Writing about comedy can be a drag. To analyze a joke is to demystify it, taking away any suspension of disbelief created by the comedian. Reviewing a routine always ends up feeling awkward or curmudgeonly. But this is why Andy Kaufman is the ideal comedian to ponder and write about. He wants us to ask, “What is going on? Is this funny? Why is this funny? Is this really happening?…Wha!?” If we didn’t over-think Andy Kaufman, we did it wrong.

Highlights of the immediately canonical Andy and His Grandmother include candid conversations with his grandmother as well as his groupies. These recordings sound very real, in that they aren’t skits. But how can we tell? When we hear an escalating phone argument between a couple of Andy’s lovers, is anyone acting? If they are, they’re pretty convincing actors. But then the question remains, what’s so funny about an argument? And on the flipside, if it is real then why does that warrant a track on a comedy album?

Andy Kaufman’s philosophy of comedy was meta before there was meta. He’s so self-aware of his wolf-crying that he’s able to pull pranks without straining his conscience. It’s a shame that this will be his only album, because the “theatre-of-the-mind” aspect of audio suits Andy’s wily style perfectly. If Tim and Eric did a rendition “The War of the Worlds,” it might go something like Andy and His Grandmother. The most heavily produced track on the album, “Sleep Comedy,” actually sounds like a Tim and Eric skit (recorded 30 years before Awesome Show Great Job existed), with weird looped gibberish and an encounter with Federico Fellini to boot.
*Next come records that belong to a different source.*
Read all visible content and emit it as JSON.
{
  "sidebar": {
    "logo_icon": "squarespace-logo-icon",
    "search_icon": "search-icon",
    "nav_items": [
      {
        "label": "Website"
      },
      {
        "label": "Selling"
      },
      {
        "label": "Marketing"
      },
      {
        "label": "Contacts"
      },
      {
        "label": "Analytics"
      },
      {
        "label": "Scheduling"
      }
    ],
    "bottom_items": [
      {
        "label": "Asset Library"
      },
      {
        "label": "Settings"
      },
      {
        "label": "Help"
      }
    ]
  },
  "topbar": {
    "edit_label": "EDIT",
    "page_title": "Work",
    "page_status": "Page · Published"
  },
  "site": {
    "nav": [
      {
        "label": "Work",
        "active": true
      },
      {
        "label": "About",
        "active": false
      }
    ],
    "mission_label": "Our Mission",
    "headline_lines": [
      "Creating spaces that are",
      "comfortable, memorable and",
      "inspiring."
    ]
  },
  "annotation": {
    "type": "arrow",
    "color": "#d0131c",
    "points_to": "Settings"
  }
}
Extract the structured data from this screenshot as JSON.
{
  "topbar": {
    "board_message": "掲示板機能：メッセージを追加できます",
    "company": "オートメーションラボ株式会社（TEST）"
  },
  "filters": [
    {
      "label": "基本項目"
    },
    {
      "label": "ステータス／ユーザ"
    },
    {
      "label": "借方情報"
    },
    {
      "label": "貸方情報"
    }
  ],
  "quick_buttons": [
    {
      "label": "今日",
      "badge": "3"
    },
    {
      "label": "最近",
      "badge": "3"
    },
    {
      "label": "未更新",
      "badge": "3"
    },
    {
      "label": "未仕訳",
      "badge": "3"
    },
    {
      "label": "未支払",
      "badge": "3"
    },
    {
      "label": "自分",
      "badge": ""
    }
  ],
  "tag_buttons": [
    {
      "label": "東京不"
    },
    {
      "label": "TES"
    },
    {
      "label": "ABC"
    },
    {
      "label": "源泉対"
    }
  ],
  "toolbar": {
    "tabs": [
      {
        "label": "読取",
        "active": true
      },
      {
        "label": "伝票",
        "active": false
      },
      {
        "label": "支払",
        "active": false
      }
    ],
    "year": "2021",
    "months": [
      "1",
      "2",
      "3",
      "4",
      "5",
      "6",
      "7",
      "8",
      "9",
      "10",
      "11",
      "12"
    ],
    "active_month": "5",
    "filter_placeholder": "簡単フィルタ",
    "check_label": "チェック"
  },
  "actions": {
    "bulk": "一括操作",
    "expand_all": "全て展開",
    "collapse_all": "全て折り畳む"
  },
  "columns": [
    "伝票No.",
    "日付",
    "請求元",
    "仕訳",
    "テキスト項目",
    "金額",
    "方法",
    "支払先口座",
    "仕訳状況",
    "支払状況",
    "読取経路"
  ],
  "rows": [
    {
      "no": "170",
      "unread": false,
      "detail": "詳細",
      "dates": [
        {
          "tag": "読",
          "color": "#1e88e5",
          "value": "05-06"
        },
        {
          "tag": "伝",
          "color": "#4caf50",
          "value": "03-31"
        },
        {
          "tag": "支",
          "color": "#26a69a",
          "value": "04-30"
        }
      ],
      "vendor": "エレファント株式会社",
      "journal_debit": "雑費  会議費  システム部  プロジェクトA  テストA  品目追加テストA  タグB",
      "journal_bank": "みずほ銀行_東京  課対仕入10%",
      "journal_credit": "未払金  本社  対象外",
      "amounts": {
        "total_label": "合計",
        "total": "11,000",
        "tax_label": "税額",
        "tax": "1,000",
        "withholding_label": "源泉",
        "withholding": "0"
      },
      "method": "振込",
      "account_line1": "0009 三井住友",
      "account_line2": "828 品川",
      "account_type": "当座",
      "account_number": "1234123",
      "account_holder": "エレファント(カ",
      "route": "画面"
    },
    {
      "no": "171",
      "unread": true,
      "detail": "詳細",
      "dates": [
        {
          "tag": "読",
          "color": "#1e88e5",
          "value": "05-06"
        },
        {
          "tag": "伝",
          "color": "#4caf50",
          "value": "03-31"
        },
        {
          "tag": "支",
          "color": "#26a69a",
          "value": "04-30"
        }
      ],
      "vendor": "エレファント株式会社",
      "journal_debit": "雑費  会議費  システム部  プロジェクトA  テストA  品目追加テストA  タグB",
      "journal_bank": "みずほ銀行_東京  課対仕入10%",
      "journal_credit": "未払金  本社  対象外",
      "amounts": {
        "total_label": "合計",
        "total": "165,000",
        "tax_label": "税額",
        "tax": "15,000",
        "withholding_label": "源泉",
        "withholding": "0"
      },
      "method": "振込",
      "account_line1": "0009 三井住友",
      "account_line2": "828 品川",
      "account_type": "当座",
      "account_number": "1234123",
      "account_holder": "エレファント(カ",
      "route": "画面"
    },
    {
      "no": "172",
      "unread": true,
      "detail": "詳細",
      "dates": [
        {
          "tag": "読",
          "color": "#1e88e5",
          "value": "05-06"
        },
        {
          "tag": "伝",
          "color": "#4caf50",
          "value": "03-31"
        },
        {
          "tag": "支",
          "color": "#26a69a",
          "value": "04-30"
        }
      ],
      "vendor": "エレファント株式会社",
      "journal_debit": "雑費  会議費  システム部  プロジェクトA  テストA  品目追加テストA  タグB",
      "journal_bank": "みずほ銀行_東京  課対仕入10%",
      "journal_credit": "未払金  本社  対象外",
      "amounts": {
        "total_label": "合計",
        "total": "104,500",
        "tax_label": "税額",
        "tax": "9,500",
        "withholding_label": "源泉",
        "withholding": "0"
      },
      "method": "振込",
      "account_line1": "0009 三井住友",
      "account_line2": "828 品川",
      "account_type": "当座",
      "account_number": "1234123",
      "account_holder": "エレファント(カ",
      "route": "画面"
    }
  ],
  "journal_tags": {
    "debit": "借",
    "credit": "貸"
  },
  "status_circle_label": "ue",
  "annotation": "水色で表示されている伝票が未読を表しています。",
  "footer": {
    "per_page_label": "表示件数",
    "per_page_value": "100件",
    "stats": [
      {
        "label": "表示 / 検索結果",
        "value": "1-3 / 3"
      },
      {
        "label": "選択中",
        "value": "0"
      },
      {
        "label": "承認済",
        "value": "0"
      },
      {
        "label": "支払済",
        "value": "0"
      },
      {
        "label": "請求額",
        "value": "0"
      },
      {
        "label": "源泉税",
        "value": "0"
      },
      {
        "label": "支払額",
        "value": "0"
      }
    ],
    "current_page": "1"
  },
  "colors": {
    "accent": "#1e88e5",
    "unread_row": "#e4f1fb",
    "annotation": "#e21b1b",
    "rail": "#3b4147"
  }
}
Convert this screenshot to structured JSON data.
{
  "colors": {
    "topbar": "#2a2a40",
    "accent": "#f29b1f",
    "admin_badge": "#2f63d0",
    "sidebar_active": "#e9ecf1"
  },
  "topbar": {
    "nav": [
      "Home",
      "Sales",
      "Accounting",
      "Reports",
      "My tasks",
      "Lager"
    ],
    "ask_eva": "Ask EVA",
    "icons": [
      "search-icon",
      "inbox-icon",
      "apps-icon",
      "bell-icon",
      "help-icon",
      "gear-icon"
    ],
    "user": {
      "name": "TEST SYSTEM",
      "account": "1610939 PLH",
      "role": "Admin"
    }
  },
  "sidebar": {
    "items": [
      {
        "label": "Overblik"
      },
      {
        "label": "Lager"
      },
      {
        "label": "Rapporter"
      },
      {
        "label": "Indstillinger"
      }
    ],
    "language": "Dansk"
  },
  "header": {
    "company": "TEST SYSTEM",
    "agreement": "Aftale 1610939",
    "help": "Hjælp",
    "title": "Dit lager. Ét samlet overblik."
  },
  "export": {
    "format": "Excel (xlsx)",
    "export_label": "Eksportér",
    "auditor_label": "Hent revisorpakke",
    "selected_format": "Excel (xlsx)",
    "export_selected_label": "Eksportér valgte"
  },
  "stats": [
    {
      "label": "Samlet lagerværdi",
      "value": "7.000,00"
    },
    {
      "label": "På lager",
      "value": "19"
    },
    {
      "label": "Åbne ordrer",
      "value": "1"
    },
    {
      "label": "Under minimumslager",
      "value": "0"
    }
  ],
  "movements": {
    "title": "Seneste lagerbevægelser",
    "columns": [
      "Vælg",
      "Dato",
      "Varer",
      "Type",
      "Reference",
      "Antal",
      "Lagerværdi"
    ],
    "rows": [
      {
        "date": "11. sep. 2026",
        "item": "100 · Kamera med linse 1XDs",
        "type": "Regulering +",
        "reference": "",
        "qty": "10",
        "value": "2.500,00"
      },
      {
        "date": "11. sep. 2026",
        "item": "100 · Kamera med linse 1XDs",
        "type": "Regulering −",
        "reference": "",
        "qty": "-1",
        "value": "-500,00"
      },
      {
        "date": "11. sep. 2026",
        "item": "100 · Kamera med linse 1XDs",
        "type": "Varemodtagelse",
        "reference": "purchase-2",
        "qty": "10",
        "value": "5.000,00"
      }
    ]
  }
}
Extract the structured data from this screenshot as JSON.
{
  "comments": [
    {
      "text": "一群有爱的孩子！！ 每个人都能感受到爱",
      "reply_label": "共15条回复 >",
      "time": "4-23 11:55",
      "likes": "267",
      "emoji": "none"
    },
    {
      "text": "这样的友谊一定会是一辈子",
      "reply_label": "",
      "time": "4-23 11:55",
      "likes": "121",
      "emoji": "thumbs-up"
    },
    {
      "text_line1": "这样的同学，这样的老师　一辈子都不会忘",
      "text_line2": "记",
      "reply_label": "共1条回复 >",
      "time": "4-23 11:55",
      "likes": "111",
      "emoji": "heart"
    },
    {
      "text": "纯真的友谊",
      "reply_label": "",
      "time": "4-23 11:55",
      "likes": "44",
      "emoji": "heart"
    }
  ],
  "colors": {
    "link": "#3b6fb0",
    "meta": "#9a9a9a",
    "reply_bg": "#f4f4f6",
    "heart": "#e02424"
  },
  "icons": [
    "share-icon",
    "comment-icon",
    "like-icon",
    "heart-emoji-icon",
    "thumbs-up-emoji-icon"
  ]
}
One of the most compelling moments comes when Andy is talking on the phone with his friend about the concept for the album. He obviously records this phone conversation, and they actually talk about how the album’s theme will be fucking with people’s heads. Now why would he record that? It’s almost like he actually forgot that his recorder was on. Did he accidentally show his cards? Or did he just want me to think that he accidentally showed his cards? It fucks with my head so hard, not only because of the mobius strip of a comedy act this was but also because of what they start talking about after. It turns into a conversation about how the prank could go so far as to faking the death of Andy Kaufman. At this point, I’m listening and actually thinking to myself, “Wait… is it a prank? Is Andy going to show up the day of the album’s release?” He actually got me. Andy Kaufman got me. And I loved it. I laughed at myself. Which is probably exactly what he wanted.